Common pitfalls and what the error looks like
Third-party repositories fail for three main reasons: broken URLs, expired GPG keys, or mismatched architecture variables. DNF refuses to proceed when any of these conditions trigger.
The most common failure is a missing or revoked GPG key. DNF prints a hard error and aborts the transaction.
Error: GPG check FAILED
Failing package is: package-name-1.0-1.fc40.x86_64
From repository: myproject
GPG Keys are configured as: file:///etc/pki/rpm-gpg/RPM-GPG-KEY-myproject
The error means DNF cannot verify the package signature. Do not disable GPG checks to bypass it. Import the correct key or remove the repository. Disabling signature verification exposes your system to tampered packages.
Another frequent issue is a repodata/repomd.xml 404 error. This happens when the baseurl points to a directory that does not contain DNF metadata.
Failed to download metadata for repo 'myproject': Cannot download repomd.xml: Cannot download repodata/repomd.xml: All mirrors were tried
The repository maintainer likely changed the directory structure or forgot to run the metadata generation script. Check the project's documentation for the correct URL. Replace baseurl with metalink or mirrorlist if the project provides them.
Variable substitution failures also break repositories. If you hardcode $releasever to a specific number and upgrade Fedora, DNF will look for a path that no longer exists. Always use $releasever and $basearch unless the project explicitly requires static paths.

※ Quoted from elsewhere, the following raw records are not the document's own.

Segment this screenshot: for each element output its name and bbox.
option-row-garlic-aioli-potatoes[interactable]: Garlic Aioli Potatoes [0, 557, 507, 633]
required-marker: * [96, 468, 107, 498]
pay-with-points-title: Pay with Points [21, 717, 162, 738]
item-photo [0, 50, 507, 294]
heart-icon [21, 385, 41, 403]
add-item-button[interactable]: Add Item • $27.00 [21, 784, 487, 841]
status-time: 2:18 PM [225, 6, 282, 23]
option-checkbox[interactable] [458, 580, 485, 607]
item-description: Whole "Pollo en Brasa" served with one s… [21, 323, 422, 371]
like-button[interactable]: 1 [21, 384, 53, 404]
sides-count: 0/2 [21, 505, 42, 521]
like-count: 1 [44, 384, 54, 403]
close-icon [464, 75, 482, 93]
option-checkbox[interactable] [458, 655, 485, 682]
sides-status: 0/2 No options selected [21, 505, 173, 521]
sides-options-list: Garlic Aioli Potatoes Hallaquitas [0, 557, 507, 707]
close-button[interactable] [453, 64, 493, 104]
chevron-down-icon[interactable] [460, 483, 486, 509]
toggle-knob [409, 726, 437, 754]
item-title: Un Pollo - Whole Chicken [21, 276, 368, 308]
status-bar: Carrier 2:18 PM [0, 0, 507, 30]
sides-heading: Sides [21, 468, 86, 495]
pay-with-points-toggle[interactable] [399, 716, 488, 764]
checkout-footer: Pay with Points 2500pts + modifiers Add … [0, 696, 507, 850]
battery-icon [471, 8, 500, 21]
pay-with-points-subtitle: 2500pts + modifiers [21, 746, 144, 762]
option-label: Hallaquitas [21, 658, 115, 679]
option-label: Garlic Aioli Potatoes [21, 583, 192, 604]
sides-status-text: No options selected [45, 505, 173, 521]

SELinux denials occasionally block DNF from reading new repository files. Check the audit logs if DNF claims a repository is missing but the file exists.
sudo ausearch -m avc -ts recent | grep yum
# searches the audit log for SELinux denials related to DNF
# shows the exact file and permission that was blocked
# helps you restore context with restorecon if needed
Read the actual error before guessing. DNF tells you exactly which file failed and why.
When to use this vs alternatives
Use RPM Fusion when you need proprietary codecs, graphics drivers, or widely adopted third-party software that follows Fedora's release cycle. Use COPR when you want bleeding-edge versions of open-source tools that are not yet in the main repositories. Use a manual .repo file when a vendor provides a static package feed without an RPM installer. Stick to Fedora's default repositories when you only need standard system utilities, programming languages, or server daemons. Trust the package manager. Manual file edits drift, snapshots stay.